The present research examined young children's interactions at preschool mealtime. In Study 1, 4-to 5-year olds were observed at 1 preschool for 1 year 3 months. While eating, the children talked about family, food, and other general topics. Ritualized interactions, that is, interactions that were routine or that followed a set pattern, were identified. In the 4-year-olds' class, interactions that followed set patterns were longer than non-ritualized ones, and more children participated in such interactions that in the non-ritualized ones. However, these results were not observed in the 5-year-olds. Rather, in the 5-year-olds' class, non-ritualized interactions were longer and had more participants than those with an established pattern. In Study 2, observations were made of a class 4-year-olds who had just entered the school. At first, interactions following the set patterns used in that classroom were not found, but they appeared about 1 month later. As in the 4-year-olds' class in Study 1, longer interactions and more participation were found for interactions following set routines than for non-ritualized interactions.

Narratives and explanations during mealtime conversations in Norway and the U.S.
Snow, C. and Aukrust, V. (1998). Language in Society, Vol. 27.
Mealtimes reveal culturally specific ways of talking, and constitute opportunities for socialization of children into those ways. In 22 Norwegian families and 22 American families, matched for age and gender of preschool-aged child and for participant constellation, mealtimes were examined for the occurrence and type of narrative and explanatory talk.
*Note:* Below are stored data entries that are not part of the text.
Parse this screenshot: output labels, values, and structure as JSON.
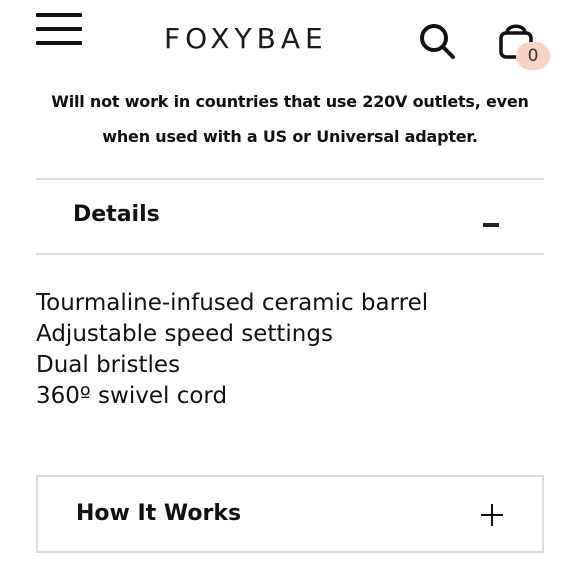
{
  "header": {
    "menu_icon": "hamburger-menu-icon",
    "logo_text": "FOXYBAE",
    "search_icon": "search-icon",
    "cart_icon": "shopping-bag-icon",
    "cart_count": "0",
    "badge_color": "#f7d4c3"
  },
  "notice": {
    "line1": "Will not work in countries that use 220V outlets, even",
    "line2": "when used with a US or Universal adapter."
  },
  "details": {
    "title": "Details",
    "toggle_icon": "minus-icon",
    "expanded": true,
    "items": [
      "Tourmaline-infused ceramic barrel",
      "Adjustable speed settings",
      "Dual bristles",
      "360º swivel cord"
    ]
  },
  "how_it_works": {
    "title": "How It Works",
    "toggle_icon": "plus-icon",
    "expanded": false
  },
  "colors": {
    "divider": "#dcdcdc",
    "text": "#111111"
  }
}
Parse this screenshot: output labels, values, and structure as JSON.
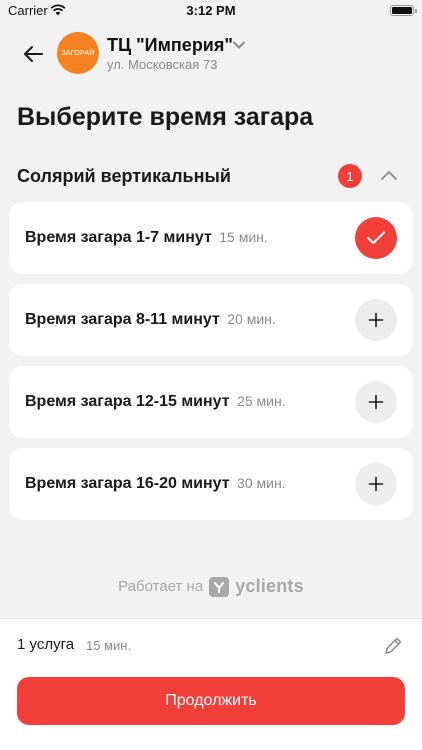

All indices suggested that the Norwegian families produced more narrative talk - in particular, talk about minor deviations from social scripts - whereas the American families produced more explanatory talk, particularly talk focused on explanations for physical events or for individual behaviors. When Norwegian families gave explanations, they were likely to be focused on social norms and deviations from them, like their narratives. The results are interpreted in relation to the Norwegian cultural values of mitigated collectivism, egalitarianism, homogeneity, and implicit social rules, in contrast to American values of individualism, diversity, and explicit formulation and transmission of civic values.

Making mealtime a developmentally appropriate curriculum activity for preschoolers
Fletcher, J. and Branen, L. (1994). Day Care and Early Education, Vol. 21(3).
To foster developmentally appropriate activities at mealtimes, child caregivers should let children serve themselves and eat until they are full; resist forcing children to eat; supply child-sized utensils; offer foods that need to be spread; cut, broken or spooned from a bowl; let children prepare some foods; and be aware of cultural values.